EAR Through The Lens

Are you asking why the FANO are fighting the “Government Forces” in Ethiopia?

Are you asking why the FANO are fighting the “Government Forces” in Ethiopia? Why are there battles to liberate the Amhara region from “the government”?

Scenarios like Alemu’s recounted below and thousands of other ethnic Amharas and those not in line with the Ethiopian government’s biased ethnic governance system became the norm. The open, brutal slaughter of newborns, infants, children, women, and the elderly, non-military targets in areas under government control NOT in theaters of combat became commonplace. Well-organized acts of ethnic cleansing and massacres such as the Gimbi massacre that claimed the lives of over 1,500 ethnic Amharas in a matter of hours were committed with impunity. We owe it to Alemu Beyene and the thousands of other survivors of ethnic cleansing to fight for the future of the country and the freedom of ALL Ethiopians to live freely in their own country.

CHAGNI, ETHIOPIA – DECEMBER 31: Alemu Beyene, 35 of Dubata Warada in the Benishangul-Gumuz region was displaced a year ago and now stays in a displaced persons camp on December 31, 2020 in Chagni, Ethiopia. Ethnic violence in Benishangul-Gumuz, particularly against members of the Amhara ethnicity has been escalating in recent months, including a deadly attack on December 23 in the Metekel Zone that left more than 207 people dead. Alemu says that the federal government and then the Gumuz Elders in Benishangul-Gumuz negotiated with those Amhara displaced by previous attacks promising them peace and resolution and the Amhara residents returned. The Gumuz elders even provided transport for the Amhara to return to their homes in the Benishangul-Gumuz region.

Alemu continued:

“A few months later after they returned, planted and began harvesting of crops, the Amhara suffered violent attacks at the hands of Gumuz militia. In one night in early December 2020 the Gumuz destroyed an entire Kebele (district) called the Apar Kebele. After the slaughter of a large number of people the Kebele has remained unoccupied until this day”.

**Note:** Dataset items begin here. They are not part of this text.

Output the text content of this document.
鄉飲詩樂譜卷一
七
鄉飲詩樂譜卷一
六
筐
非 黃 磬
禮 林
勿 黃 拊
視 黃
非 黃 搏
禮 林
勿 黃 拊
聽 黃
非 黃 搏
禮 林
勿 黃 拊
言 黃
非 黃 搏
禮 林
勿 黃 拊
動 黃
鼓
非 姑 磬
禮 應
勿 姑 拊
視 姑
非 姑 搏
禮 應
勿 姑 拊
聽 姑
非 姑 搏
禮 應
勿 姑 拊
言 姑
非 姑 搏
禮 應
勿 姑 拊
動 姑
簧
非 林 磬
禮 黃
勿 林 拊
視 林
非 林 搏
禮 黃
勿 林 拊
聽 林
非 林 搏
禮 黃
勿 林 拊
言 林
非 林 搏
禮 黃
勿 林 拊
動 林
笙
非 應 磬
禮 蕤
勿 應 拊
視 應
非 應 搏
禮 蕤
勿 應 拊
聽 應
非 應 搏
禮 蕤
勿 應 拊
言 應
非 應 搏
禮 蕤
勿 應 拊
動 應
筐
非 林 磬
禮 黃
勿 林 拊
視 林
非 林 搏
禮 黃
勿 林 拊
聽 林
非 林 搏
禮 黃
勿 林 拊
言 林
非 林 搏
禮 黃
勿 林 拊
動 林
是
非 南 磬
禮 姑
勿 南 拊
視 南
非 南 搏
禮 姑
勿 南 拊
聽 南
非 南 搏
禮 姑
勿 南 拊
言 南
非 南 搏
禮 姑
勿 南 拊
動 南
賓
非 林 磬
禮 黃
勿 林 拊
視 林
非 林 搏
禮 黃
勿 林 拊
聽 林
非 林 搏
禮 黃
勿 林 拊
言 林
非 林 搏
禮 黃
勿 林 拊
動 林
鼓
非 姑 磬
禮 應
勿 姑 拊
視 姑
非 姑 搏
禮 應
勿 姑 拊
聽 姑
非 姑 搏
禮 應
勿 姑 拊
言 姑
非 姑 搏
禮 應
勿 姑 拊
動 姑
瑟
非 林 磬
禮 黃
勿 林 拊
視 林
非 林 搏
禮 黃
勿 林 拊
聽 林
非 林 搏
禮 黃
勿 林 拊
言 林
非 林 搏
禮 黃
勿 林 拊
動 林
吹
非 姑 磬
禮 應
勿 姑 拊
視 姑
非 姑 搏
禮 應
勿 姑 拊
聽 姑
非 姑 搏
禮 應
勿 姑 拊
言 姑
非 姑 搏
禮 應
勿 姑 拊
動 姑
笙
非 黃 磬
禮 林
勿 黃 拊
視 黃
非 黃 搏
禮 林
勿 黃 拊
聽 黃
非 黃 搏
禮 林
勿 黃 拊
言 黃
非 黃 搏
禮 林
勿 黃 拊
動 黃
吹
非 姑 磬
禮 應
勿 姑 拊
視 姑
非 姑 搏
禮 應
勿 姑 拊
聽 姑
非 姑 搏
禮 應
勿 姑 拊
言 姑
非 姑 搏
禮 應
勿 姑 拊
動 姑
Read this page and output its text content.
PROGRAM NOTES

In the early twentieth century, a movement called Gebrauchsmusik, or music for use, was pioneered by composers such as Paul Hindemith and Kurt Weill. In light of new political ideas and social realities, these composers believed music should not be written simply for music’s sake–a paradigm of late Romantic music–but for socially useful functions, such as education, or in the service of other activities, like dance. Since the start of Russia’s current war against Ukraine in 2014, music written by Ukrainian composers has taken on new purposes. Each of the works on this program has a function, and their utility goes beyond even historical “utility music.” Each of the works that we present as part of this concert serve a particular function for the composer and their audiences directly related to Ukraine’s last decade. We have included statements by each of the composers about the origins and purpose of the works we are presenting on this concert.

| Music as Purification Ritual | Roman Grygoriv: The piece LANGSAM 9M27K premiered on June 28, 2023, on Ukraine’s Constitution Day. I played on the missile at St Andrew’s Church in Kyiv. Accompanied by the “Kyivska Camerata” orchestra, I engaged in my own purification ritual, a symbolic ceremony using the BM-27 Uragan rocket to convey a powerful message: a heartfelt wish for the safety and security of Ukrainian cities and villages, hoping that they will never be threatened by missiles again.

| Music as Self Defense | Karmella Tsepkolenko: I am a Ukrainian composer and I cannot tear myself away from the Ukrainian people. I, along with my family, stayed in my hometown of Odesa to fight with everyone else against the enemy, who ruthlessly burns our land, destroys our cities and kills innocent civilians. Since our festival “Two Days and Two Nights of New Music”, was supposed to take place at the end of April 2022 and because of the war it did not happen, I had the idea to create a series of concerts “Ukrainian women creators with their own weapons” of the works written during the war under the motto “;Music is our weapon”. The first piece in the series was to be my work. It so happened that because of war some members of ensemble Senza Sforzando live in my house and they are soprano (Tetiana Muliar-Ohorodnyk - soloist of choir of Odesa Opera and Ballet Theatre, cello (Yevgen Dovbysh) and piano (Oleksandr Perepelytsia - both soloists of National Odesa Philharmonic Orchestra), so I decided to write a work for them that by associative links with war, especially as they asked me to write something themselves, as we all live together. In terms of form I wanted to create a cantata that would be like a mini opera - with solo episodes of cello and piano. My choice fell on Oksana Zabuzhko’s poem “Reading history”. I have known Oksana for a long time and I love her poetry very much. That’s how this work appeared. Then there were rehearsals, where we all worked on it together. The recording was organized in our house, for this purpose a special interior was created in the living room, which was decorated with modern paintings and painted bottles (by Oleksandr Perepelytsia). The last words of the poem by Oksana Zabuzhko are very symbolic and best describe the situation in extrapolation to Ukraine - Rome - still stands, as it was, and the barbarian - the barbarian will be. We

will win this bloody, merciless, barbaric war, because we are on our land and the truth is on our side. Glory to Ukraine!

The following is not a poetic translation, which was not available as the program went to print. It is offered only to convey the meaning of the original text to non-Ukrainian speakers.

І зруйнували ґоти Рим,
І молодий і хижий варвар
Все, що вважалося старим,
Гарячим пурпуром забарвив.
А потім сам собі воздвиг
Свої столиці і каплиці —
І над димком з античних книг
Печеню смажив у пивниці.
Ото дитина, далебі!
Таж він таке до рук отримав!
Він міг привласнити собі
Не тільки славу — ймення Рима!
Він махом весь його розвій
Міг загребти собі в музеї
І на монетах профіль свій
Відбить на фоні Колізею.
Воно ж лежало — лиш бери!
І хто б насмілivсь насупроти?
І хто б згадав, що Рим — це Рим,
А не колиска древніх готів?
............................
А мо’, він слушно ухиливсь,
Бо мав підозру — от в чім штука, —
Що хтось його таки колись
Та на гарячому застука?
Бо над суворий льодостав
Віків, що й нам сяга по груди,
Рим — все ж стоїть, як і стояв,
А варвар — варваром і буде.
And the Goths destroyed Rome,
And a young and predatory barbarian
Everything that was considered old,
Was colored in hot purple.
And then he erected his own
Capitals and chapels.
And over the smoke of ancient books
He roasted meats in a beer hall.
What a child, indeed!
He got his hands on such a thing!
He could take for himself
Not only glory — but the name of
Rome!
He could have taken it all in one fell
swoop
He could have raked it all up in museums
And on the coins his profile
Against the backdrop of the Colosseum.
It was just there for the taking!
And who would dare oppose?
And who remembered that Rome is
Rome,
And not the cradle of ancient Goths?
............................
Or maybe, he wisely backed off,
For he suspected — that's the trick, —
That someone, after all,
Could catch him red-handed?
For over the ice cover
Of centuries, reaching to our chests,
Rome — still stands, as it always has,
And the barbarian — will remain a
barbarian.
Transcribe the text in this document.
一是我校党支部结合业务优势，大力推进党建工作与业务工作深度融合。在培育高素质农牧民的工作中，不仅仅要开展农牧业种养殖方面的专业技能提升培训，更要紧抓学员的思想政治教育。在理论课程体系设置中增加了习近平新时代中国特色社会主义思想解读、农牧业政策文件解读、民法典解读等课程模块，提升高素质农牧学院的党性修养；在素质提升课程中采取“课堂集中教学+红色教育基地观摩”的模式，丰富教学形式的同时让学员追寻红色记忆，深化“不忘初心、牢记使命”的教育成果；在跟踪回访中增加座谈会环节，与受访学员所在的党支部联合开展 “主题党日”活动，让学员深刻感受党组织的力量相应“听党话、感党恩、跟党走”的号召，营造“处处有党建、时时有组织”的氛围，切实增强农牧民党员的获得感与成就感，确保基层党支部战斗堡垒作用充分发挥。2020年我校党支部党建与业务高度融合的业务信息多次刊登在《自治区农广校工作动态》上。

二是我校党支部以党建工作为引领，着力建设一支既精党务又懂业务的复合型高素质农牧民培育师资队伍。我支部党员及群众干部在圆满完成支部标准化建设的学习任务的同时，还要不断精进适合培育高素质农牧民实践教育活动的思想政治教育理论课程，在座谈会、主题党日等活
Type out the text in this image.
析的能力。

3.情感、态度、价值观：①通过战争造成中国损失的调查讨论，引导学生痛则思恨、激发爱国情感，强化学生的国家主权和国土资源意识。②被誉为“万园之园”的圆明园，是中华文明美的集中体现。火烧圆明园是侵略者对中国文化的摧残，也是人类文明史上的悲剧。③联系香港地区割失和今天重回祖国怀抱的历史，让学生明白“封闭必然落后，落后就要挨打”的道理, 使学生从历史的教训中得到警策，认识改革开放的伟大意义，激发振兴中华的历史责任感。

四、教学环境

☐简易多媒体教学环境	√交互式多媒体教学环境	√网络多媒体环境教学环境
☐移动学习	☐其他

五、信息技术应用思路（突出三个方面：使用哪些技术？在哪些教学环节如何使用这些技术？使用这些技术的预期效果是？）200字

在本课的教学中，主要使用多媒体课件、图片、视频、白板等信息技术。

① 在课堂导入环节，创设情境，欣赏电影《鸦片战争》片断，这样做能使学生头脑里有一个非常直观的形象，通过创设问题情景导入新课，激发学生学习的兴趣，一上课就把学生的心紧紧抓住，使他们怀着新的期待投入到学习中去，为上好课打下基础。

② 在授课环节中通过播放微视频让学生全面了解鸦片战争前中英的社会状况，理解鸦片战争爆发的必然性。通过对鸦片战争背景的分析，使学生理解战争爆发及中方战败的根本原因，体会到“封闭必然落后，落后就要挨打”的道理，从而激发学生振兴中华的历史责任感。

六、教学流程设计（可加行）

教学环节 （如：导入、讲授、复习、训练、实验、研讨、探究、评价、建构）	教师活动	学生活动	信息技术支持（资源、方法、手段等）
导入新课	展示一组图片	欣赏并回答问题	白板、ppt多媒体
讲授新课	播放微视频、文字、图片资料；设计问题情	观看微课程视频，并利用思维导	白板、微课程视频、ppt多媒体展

Alemu tearfully continued:

“We lived in the next town over so I wanted to save my family. I put them on the public bus to Chagni in the Amhara region but the Gumuz militia stopped the bus on the road in the town of Kido in Metekel (on December 12, 2020). They removed my family and 44 others from the bus and killed them. My wife and my three children, 12, 6 and 3 had their throats slit. After I buried my family I returned to my home only to be attacked again by Gumuz militia wearing old military and Gumuz Special Forces uniforms. They killed 25 of my neighbors and left me wounded. Afterwards I escaped here to Chagni.”